Don't assume these delicious goodies are for adults only!
Prunes make a surprisingly good snack for children – sweet, juicy, bite sized fruit that are good for sharing. Californian prunes meets the UK Government's regulations for school food (www.schoolfoodtrust.org.uk), being free from added fat, sugar and salt. In fact this perfect snack is naturally fat and salt- free and contains no added sugar. Why not add a 2-3 portion pack to your children's lunch box – they're low cost and convenient, requiring no special storage. A fantastically easy fibre boost for children!
Have you had your 5 portions today?
Dried fruit, such as prunes can count towards one daily portion of fruit under the Government's '5 a day' initiative, (www.5aday.nhs.uk).
Just 3 California prunes (21-24g) is equivalent to 1 daily portion of fruit. So adding prunes to your breakfast bowl, or taking a handful when you get home in the evening will not only keep hunger at bay but will also be an easy step towards meeting your '5 a day' goal.

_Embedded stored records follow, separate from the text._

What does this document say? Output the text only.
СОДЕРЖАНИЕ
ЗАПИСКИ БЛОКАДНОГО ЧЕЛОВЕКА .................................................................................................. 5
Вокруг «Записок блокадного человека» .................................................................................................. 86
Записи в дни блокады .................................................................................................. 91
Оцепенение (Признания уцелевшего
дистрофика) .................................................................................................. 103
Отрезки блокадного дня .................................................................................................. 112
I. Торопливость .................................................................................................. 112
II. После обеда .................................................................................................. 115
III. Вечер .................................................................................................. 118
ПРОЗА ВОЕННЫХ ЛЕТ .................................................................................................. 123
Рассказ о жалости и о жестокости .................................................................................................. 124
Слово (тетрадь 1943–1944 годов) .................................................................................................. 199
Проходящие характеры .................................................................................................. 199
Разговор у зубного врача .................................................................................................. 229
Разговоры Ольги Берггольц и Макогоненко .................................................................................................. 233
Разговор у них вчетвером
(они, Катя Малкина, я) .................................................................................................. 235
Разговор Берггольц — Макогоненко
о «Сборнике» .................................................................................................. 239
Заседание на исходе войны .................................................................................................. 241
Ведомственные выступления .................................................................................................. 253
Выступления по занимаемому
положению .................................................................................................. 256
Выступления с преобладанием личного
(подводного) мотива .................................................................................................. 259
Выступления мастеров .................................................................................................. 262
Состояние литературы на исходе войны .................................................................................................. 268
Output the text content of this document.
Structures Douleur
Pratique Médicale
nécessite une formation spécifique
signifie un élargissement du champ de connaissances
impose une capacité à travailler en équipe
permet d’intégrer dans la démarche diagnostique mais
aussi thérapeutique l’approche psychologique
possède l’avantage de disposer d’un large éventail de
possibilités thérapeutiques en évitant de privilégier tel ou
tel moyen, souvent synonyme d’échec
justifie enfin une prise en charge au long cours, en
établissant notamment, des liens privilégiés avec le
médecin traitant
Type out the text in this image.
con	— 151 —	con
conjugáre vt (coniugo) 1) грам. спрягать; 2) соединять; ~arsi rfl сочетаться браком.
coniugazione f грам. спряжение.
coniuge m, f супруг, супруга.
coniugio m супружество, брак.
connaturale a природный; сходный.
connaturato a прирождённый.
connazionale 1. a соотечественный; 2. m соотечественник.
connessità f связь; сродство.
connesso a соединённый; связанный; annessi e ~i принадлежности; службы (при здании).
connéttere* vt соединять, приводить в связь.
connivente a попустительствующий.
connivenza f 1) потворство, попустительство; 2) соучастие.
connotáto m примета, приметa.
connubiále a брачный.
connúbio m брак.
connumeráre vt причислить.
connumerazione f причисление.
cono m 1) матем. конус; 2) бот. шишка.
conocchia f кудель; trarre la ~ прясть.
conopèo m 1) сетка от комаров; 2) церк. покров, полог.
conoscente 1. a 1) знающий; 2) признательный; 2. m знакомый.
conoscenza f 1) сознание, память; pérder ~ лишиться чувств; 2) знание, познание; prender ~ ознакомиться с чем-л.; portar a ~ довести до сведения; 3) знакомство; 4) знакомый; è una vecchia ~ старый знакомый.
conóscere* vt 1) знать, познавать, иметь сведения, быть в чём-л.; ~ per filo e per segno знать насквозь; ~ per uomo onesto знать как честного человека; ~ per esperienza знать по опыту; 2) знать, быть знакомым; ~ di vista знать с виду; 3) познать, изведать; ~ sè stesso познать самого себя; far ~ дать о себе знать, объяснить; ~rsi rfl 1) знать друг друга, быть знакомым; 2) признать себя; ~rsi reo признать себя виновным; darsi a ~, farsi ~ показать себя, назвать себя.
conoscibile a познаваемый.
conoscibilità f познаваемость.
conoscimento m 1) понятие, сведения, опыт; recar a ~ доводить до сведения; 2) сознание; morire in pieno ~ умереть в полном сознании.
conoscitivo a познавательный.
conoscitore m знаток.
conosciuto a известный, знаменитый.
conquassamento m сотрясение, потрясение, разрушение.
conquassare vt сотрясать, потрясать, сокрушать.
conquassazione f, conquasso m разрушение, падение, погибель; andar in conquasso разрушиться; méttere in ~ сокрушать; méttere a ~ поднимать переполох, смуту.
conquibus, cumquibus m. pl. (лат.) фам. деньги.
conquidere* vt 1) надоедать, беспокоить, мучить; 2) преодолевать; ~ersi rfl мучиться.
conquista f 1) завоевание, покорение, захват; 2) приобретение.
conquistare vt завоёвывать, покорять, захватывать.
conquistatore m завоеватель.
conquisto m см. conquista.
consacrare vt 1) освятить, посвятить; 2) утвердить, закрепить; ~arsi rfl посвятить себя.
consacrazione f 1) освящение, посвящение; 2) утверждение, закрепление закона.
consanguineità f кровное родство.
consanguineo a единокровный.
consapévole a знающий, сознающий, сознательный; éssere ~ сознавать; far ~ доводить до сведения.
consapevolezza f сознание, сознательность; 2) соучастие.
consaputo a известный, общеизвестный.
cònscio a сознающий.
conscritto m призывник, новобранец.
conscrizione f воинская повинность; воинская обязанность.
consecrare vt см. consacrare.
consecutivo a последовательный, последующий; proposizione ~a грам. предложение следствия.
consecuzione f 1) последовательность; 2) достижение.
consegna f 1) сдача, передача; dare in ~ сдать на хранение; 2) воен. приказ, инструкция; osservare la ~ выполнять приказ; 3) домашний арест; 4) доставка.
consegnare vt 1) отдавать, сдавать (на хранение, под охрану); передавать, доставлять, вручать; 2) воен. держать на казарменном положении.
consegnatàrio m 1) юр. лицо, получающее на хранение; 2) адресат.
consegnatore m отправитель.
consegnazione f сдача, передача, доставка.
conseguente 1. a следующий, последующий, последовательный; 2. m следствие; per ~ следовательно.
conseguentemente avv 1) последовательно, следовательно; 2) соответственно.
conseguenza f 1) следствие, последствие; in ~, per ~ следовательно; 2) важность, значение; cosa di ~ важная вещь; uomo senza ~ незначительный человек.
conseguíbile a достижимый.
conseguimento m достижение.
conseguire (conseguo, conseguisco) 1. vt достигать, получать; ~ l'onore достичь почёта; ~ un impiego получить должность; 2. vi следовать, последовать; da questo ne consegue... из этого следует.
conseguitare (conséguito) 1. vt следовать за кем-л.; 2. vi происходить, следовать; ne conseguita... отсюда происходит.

Other Benefits of California Prunes
Mood health and emotional wellbeing
It's now accepted that what we eat will have a bearing on our physical health, but there is now increasing evidence linking what we eat with our mental health, including mood and general wellbeing. Ensuring you eat a varied and balanced diet based largely on adequate amounts of complex carbohydrates, essential fats, high quality protein, vitamins, minerals and water is the best way to ensure a balanced mood and feelings of well being. So snacking on California prunes could contribute to improving our mental, emotional and physical wellbeing when included in a healthy balanced diet along with other fruit, raw vegetables, wholegrains, nuts, lean meat and oily fish, (refs).
Feeding Minds: the impact of food on mental health. Mental Health Foundation. January 2006 www.mentalhealth.org.uk
A pilot study investigating the effect of prune consumption on plaque pH carried out by Dr Wu from the University of Illinois-Chicago measured the effect of prune consumption on plaque pH compared to other common snack foods (e.g. other fruits, cookies). Preliminary results suggest that prunes do not cause a reduction in pH below the critical level which increases the risk of caries. So eating prunes and other dried fruit may possibly not increase risk of dental caries as previously thought but further research is needed to confirm this.